A web search for quotations on waiting, part of my topic for Sunday’s sermon, led me to a philosopher named Anna Callender Brackett who has now grabbed my interest. Brackett was a teacher, educator, traveling lecturer, and translator, and her area of philosophy was one of my passions, philosophy of education. She was also an early feminist, promoting education for girls and women, becoming the first woman appointed principal of a secondary school in the United States, and reinterpreting Hegel to value a life of the mind for women as well as for men (interesting to see that turn-of-the-century St. Louis had a Hegelian school–or am I just revealing my “everything intellectually interesting happens on the coasts” bias?). Wikipedia doesn’t have an entry on her–yet.
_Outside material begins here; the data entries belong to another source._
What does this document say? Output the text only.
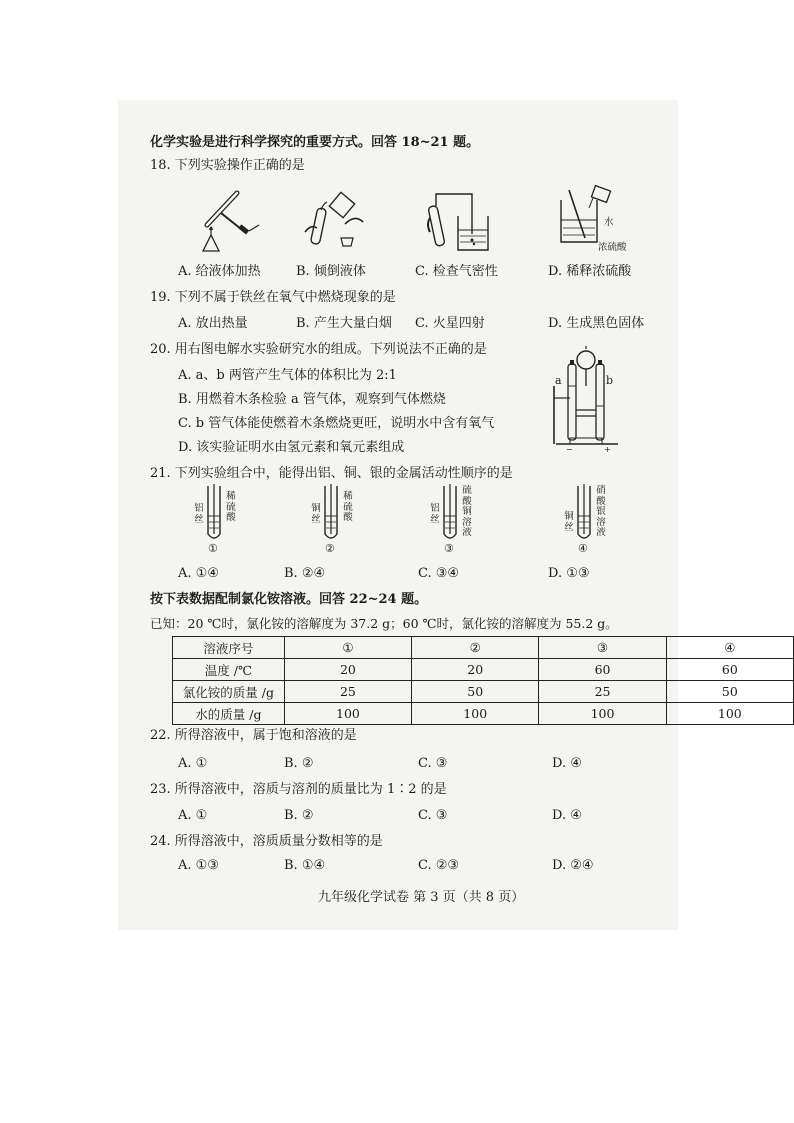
化学实验是进行科学探究的重要方式。回答 18~21 题。
18. 下列实验操作正确的是
水
浓硫酸
A. 给液体加热	B. 倾倒液体	C. 检查气密性	D. 稀释浓硫酸
19. 下列不属于铁丝在氧气中燃烧现象的是
A. 放出热量	B. 产生大量白烟 C. 火星四射	D. 生成黑色固体
20. 用右图电解水实验研究水的组成。下列说法不正确的是
A. a、b 两管产生气体的体积比为 2:1
B. 用燃着木条检验 a 管气体，观察到气体燃烧
C. b 管气体能使燃着木条燃烧更旺，说明水中含有氧气
D. 该实验证明水由氢元素和氧元素组成	−	+
a	b
21. 下列实验组合中，能得出铝、铜、银的金属活动性顺序的是
铝丝
稀硫酸
①
铜丝
稀硫酸
②
铝丝
硫酸铜溶液
③
铜丝
硝酸银溶液
④
A. ①④	B. ②④	C. ③④	D. ①③
按下表数据配制氯化铵溶液。回答 22~24 题。
已知：20 ℃时，氯化铵的溶解度为 37.2 g；60 ℃时，氯化铵的溶解度为 55.2 g。
溶液序号	①	②	③	④
温度 /℃	20	20	60	60
氯化铵的质量 /g	25	50	25	50
水的质量 /g	100	100	100	100
22. 所得溶液中，属于饱和溶液的是
A. ①	B. ②	C. ③	D. ④
23. 所得溶液中，溶质与溶剂的质量比为 1∶2 的是
A. ①	B. ②	C. ③	D. ④
24. 所得溶液中，溶质质量分数相等的是
A. ①③	B. ①④	C. ②③	D. ②④
九年级化学试卷 第 3 页（共 8 页）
According to Women-Philosophers.com, Brackett had a female life partner (Ida Eliot). Not only did they run a girls’ school together, they also adopted two children, the first in 1873. Cool. I’m expecting to discover any moment now that she was a Unitarian too.

I kid, but seriously, how does one discover such a thing? The compilers of the Unitarian Universalist Biographical Dictionary could give me some tips, no doubt. Search the archives of the churches in the places she lived, sure, but I’m looking for something I can do from my desk chair. She gave a lecture on Margaret Fuller and wrote an obituary for Maria Mitchell, but so many prominent women of the 19th century were Unitarians that that’s barely suggestive. Brackett’s own obituary doesn’t mention her religious affiliation, if any; her funeral was held in Linden Park, New Jersey, where we may have had a congregation once, but don’t today. “Was she or wasn’t she?” would be a fun detective project, and along the way I could learn more about her philosophy and see what I think of it, but I will probably just do the latter without fussing about whether she was a sister Unitarian.

At the moment, I’m not even sure how she spelled her middle name; the Times says -der, the Women Philosophers site says -dar but is very typo-ridden. But thanks to Google Books, I’m reading her The Technique of Rest under the rationalization “context for Sunday’s reading.”